Wie auf einem Bahnsteig wartend, den Koffer neben sich, blickte er unbeirrt aus dem Fenster. Die Trennung von seinen Brüdern traf ihn unvorbereitet und hatte ihn zutiefst erschüttert und je mehr er sich auf diesen Schmerz einliess und je verzweifelter er mit seinem Schicksal haderte, um so schneller sank sein Mut. In diesem Augenblick konnte er nur noch einen Schritt vor den anderen setzen und die Richtung war klar. "Jetzt bloss nicht weinen!"

Und er hielt seine Tränen zurück und versuchte, die Wut zu beherrschen, die plötzlich aufkochte und ihn zurück in den Raum katapultierte, er würde sich hier nicht kleinkriegen lassen, das war sicher.

Max liess jetzt den Blick über die Jungen schweifen und bemerkte, wie ähnlich sie alle gekleidet waren. Kurze, abgewetzte dunkel- oder hellgraue Lederhosen mit H-förmigen Trägern, buntkarierte Hemden. Alle Köpfe fast kahlrasiert, mit einem feinen Flaum bedeckt.

Schwester Sibylle forderte die Kinder auf, sich zu setzen und befahl Max, neben einem kleinen bebrillten Kerl in seinem Alter Platz zu nehmen, dessen rechtes Auge von einer beigen Augenklappe bedeckt war. Er legte den Kopf etwas schief, um Max von unten herauf mit seinem freien Auge zu fixieren. "Heiner, geh und hol deinem neuen Tischnachbarn ein Essen aus der Küche", befahl Schwester Sibylle barsch und der Kleine erhob sich in Eile und schwirrte hinaus.

"Und du Max, hältst dich an die Regeln!", sagte sie knapp, dann warf sie einen tadelnden Blick in die Runde und widmete sich wieder ihrer Mahlzeit, die längst kalt geworden war. Die Kinder wandten sich ihren Tellern zu und das Geräusch klappernden Bestecks erfüllte sogleich den Raum.

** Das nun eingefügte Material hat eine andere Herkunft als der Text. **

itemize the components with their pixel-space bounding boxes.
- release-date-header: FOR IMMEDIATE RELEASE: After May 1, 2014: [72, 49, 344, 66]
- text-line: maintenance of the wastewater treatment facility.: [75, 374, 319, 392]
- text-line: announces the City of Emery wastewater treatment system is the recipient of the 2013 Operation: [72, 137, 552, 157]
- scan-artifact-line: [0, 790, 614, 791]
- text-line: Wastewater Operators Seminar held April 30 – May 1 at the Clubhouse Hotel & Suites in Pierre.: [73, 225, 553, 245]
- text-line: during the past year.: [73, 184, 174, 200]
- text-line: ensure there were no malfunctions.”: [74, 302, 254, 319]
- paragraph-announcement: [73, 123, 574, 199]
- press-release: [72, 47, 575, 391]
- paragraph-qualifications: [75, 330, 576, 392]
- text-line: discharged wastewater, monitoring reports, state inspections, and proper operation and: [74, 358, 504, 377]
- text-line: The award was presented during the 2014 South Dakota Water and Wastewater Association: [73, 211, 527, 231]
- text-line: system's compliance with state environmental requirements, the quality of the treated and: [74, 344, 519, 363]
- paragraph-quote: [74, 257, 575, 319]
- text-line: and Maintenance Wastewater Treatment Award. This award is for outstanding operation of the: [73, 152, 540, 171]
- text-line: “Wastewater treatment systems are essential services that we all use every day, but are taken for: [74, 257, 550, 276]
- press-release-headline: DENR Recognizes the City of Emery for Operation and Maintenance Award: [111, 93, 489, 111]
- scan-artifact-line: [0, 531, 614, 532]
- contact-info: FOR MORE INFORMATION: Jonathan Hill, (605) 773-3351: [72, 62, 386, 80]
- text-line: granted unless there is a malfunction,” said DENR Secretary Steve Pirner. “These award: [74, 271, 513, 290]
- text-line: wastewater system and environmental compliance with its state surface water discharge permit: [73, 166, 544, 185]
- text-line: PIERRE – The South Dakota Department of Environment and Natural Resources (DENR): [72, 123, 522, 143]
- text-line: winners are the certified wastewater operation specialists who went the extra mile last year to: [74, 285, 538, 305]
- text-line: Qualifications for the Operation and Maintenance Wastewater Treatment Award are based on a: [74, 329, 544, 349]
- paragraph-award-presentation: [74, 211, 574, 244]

Heiner, zurück aus der Küche, stellte einen dampfenden Teller Kohlroulade mit Kartoffelbrei vor Max ab und beeilte sich, seinen Platz wieder einzunehmen. Max spürte die Blicke der Kinder, bemerkte, wie sie versuchten, zu ihm hinüber zu schielen, ohne die Aufmerksamkeit der Schwester zu erregen.

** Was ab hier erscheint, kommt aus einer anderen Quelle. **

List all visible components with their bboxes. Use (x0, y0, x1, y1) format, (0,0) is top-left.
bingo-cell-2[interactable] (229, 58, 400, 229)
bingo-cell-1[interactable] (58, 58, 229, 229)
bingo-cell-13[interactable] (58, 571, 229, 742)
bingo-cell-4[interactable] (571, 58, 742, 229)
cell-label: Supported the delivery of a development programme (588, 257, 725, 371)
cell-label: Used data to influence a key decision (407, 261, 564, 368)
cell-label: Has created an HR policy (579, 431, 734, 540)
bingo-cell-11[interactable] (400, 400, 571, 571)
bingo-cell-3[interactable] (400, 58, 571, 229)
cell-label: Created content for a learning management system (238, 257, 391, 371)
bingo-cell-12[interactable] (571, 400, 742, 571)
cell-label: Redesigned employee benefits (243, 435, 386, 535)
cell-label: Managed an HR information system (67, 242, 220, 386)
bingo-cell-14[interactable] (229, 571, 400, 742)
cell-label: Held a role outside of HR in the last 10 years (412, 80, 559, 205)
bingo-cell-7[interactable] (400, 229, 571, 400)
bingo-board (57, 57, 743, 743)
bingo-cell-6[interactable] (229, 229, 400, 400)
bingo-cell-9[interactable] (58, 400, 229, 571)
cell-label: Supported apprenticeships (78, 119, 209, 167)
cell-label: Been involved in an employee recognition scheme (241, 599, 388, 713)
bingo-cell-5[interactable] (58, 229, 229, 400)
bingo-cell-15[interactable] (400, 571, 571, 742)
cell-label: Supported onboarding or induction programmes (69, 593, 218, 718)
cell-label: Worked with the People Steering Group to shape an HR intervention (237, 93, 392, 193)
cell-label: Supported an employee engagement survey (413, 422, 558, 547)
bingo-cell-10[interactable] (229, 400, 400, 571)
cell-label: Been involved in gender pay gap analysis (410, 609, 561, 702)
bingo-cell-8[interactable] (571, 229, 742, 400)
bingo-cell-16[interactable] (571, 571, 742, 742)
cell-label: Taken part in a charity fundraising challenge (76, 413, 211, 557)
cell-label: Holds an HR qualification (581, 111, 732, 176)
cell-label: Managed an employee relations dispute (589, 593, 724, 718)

Er konnte nicht essen. Jeder Bissen brachte ihn zum Würgen, ein zäher Klumpen, der sich vom Magen aus nach oben geschoben hatte, verhinderte das Herunterschlucken der kleinen Rouladenstückchen, auf denen er herumkaute und die ihn schon auf dem Teller durch ihre gräuliche Farbe angeekelt hatten. Nach kurzer Zeit legte er die Gabel beiseite. Schwester Sibylle erhob sich von ihrem Stuhl. Trotz ihres schweren und trägen Körpers schien sie eine unglaubliche Leichtigkeit zu beflügeln, sie wehte ihm geradezu entgegen und deutete auf seine Kohlroulade: "Kannst du dir gleich merken, bei uns wird aufgegessen."